Areas of Law: Civil Procedure, Government & Administrative Law, Legal Ethics, Personal Injury, Professional Malpractice & Ethics

This case arose from the representation of plaintiff Antonio Nieves by a state public defender, Peter Adolf, Esq. After his conviction, Nieves was granted post-conviction relief based on the ineffective assistance of counsel at trial. DNA evidence later confirmed that Nieves was not the perpetrator, and the underlying indictment against him was dismissed. Nieves subsequently recovered damages from the State for the time he spent wrongfully imprisoned. He then filed the present legal malpractice action seeking damages against the Office of the Public Defender (OPD) and Adolf. Defendants moved for summary judgment, arguing that the New Jersey Tort Claims Act (TCA) barred the damages sought because Nieves failed to vault N.J.S.A. 59:9-2(d)’s verbal threshold. The motion court concluded that the TCA and its verbal threshold were inapplicable.
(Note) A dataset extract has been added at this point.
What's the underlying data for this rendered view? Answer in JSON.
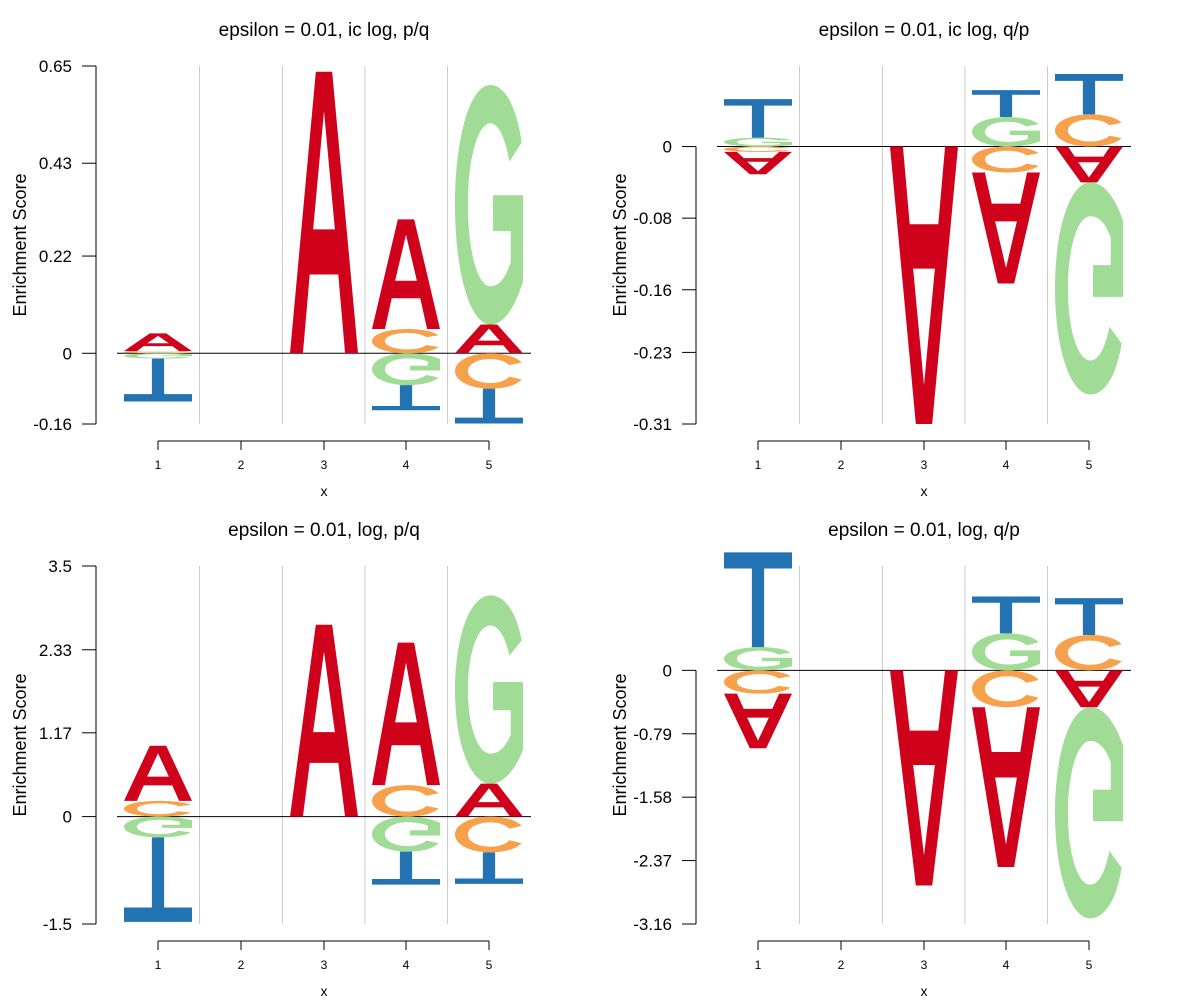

The Appellate Division reversed, concluding that “public defenders are public employees that come within the TCA’s immunities and defenses” and that Nieves’s claim fell squarely within the TCA. The Appellate Division also held that plaintiff’s claim for loss of liberty damages fell within the TCA’s limitation on recovery for pain and suffering in N.J.S.A. 59:9-2(d), which Nieves failed to satisfy. The New Jersey Supreme Court concluded the TCA applied to Nieves’s legal malpractice action, and his claim for loss of liberty damages failed to vault the verbal threshold for a pain and suffering damages claim under the strictures of N.J.S.A. 59:9-2(d). Defendants were entitled to summary judgment.